Therapy isn't a one-size-fits-all kind of gig — it's a different experience for everyone, no matter if the basic format is similar. Also, there are different forms of talk therapy, and, like with any profession, therapists have varying degrees of aptitude — not to mention training. So that said, it's worth shopping around a bit to find the right therapist, especially if you've had a negative experience with therapy in the past. And in all fairness, talk therapy doesn't work for everyone at all times.
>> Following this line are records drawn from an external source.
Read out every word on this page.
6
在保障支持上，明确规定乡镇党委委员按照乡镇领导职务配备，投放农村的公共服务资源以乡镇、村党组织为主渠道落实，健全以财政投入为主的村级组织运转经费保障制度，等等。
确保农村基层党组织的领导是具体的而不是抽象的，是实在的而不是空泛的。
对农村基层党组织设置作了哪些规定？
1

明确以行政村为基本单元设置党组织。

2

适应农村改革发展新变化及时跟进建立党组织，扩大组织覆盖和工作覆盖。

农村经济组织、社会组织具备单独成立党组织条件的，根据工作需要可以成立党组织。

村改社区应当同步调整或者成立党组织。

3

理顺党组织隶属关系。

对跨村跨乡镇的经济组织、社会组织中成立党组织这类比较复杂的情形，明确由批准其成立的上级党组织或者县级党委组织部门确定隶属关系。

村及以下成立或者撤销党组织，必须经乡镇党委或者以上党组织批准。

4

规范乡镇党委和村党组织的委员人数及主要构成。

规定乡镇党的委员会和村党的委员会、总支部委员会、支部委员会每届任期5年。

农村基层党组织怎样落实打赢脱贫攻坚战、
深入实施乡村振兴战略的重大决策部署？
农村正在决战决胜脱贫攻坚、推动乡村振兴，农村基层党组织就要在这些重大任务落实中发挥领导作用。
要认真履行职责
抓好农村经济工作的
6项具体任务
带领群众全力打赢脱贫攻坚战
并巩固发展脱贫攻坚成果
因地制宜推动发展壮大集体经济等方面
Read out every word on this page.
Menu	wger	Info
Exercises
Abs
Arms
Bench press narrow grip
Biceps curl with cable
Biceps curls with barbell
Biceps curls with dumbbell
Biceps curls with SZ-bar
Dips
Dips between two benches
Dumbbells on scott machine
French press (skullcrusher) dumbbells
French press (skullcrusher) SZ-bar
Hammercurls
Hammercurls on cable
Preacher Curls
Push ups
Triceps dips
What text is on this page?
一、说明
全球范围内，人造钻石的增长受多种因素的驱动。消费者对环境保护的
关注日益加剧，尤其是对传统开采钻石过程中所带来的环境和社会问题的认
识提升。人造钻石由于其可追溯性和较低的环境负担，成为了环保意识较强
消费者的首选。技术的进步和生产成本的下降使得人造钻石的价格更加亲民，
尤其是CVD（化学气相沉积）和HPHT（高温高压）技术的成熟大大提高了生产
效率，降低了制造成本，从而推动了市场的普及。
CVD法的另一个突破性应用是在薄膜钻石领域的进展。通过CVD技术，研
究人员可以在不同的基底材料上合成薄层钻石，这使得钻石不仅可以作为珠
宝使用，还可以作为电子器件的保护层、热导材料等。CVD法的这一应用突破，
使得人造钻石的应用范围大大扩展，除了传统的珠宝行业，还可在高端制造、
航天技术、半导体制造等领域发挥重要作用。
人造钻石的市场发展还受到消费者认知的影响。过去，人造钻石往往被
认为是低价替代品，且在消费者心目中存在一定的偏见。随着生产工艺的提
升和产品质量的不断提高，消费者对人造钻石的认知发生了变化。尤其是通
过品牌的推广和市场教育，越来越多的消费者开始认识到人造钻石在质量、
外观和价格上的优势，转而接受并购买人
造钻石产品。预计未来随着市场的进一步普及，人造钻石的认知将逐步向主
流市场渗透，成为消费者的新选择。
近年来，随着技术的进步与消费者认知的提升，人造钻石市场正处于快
"The notion of whether or not something is treatable is really dependent on new discoveries and new research," Lois Choi-Kain, professor of psychiatry at Harvard Medical School, told Tonic in July 2017. "We used to just apply a hammer to every nail, and some wouldn't respond. Now, there are more and more treatments coming out that are more specific, that are more tailored to [each] illness. People do get better."

According to Psychology Today, some types of depression are more treatment-resistant, and sometimes therapy alone isn't sufficient for marked improvement. And if the fit with your therapist isn't right, you might not see a lot of progress, but "if you're willing to research your condition, be a good advocate for yourself, and keep trying until something works, you can feel better sooner than you expect," Psychology Today notes.


You Need A Specific Diagnosis To Start Treatment

You might be feeling down or anxious, and you might not have a specific mental illness diagnosis yet — but this doesn't mean you shouldn't seek help. Once you are in therapy, getting diagnosed can help point you in the right direction as for as treatment goes; but mental health diagnoses don't necessarily last forever, either. Mental health can be more fluid and dynamic than you might think. If you're struggling to function, and your symptoms are interfering with your daily life, a diagnosis is helpful in terms of steering your treatment plan. But you don't need to adhere to a specific label when it comes to your mental health.


Mental Illness Is Forever

As it turns out, your brain is capable of adapting to different situations, and grows and changes through your life, according to a study published in the Journal of Neuropsychiatry. This concept, called neuroplasticity, means that the misconception that once you're diagnosed with a mental illness, you're always stuck with a mental illness, isn't necessarily the case in all instances.

So while the concept of neuroplasticity is still a relatively new area of research, it's implications for those living with mental illness are pretty profound. And it's true that some illnesses, like psychotic disorders, are harder to treat; but still, it's important to note that symptoms can improve — sometimes dramatically — with time.

By clearing up myths and misconceptions around the treatment of mental illnesses, we can help best empower ourselves and others to seek treatment, and get help and support. Mental illness may be something you manage over your lifetime, or it may be something you eventually move on from. Either way, support, treatment, and an honest assessment of which is the best way forward in terms of treatment, will give you the best shot at recovery, and the best quality of life possible.